'Não há escola, não há trabalho, deveríamos pelo menos ter um lugar para nos divertirmos', comenta uma mulherHoshang Hashimi/AFP

O Talibã proibiu as mulheres afegãs, nesta quinta-feira, 10, de entrar em parques e jardins de Cabul. Os espaços eram uns dos últimos de liberdade que elas tinham diante das severas restrições impostas pelo regime fundamentalista islâmico.
No início da semana, os talibãs pediram aos administradores dos parques e jardins que fechassem as portas às mulheres, conforme apuraram jornalistas da AFP. Até então haviam sido estabelecidos dias e horários diferentes para que homens e mulheres não se encontrassem.
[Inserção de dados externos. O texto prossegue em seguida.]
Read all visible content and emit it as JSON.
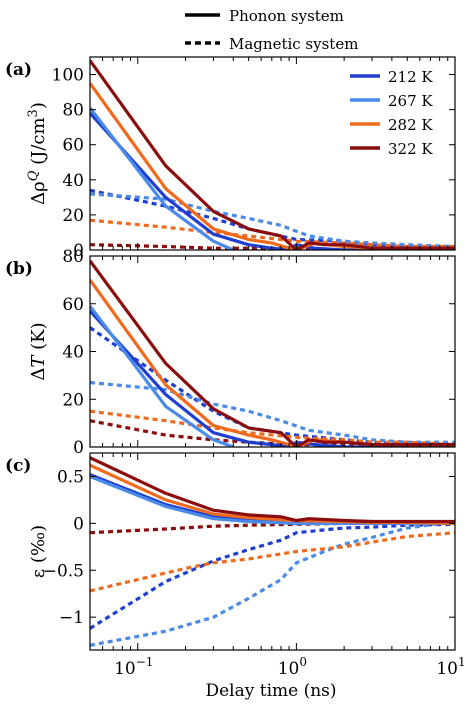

"Em muitos lugares, as regras foram violadas", declarou Mohammad Akif Sadeq Mohajir na quarta-feira, 9. Ele é porta-voz do Ministério para a Promoção da Virtude e Prevenção do Vício.
"Havia mistura e o hijab (o véu que cobre a cabeça e o pescoço) não estava sendo respeitado. Por isso esta decisão foi tomada", acrescentou.
O que dizem as mulheres
Sentada em um restaurante em Cabul com vista para um parque da cidade, Wahida observa seus filhos brincarem através do vidro, mas não pode se juntar a eles. "Não há escola, não há trabalho, deveríamos pelo menos ter um lugar para nos divertirmos", comentou a mãe, chateada depois que teve a entrada no parque negada.
Os talibãs adotaram uma interpretação fundamentalista do Islã, desde seu retorno ao poder em agosto de 2021, após 20 anos de guerra e a retirada das tropas americanas.
 
As autoridades não param de cercear as liberdades das mulheres: são obrigadas a usar um véu integral, não podem frequentar o Ensino Médio e são proibidas de viajar sozinhas para fora de sua localidade.
"Precisamos de um lugar para nos divertir, nossa saúde mental está em jogo. Já estamos fartos de ficar em casa o dia todo, estamos cansadas de tudo isso", se desespera Wahida, sem emprego, como o marido.
Na mesa ao lado, Raihana, de 21 anos, compartilha a mesma tristeza. "Estávamos muito empolgadas com a ideia de vir ao parque. Estamos cansadas de ficar em casa", conta a jovem tomando um sorvete com as irmãs.
Estudante de Direito Islâmico, Raihana está confusa com essa nova medida. "Obviamente o Islã permite que você saia e visite parques", diz.
Outros relatos
A vários quilômetros de distância, na parte alta de Cabul, a roda-gigante do parque mais importante do Afeganistão está parada. Também os balanços, vagões e outras atrações de lazer do complexo. Apenas alguns homens caminham pelas ruas silenciosas do Parque Zazai, criado há mais de seis anos. Antes das restrições do Talibã, podia receber até 15.000 visitantes por dia nos fins de semana.
O seu co-administrador não compreende esta decisão. Ela o condena a encerrar o negócio em que investiu 11 milhões de dólares e emprega cerca de 250 pessoas.
"Sem mulheres, as crianças não virão sozinhas", diz Habib Jan Zazai. "Gostaria que o Talibã apresentasse razões convincentes".
"No Islã você pode ser feliz. O Islã não permite que as pessoas sejam presas em casa", insiste o homem, que tem por volta de 30 anos. "Com essas decisões, vão desencorajar os investidores. E sem empresários que paguem impostos, como vão governar?".
Mohammad Tamim, de 20 anos, professor de uma escola religiosa na cidade de Kandahar, reduto do Talibã, condena "essa má notícia".
"Todo ser humano precisa psicologicamente se divertir, estudar... Os muçulmanos precisam se divertir principalmente depois de 20 anos de guerra", defende enquanto toma chá com amigos no parque.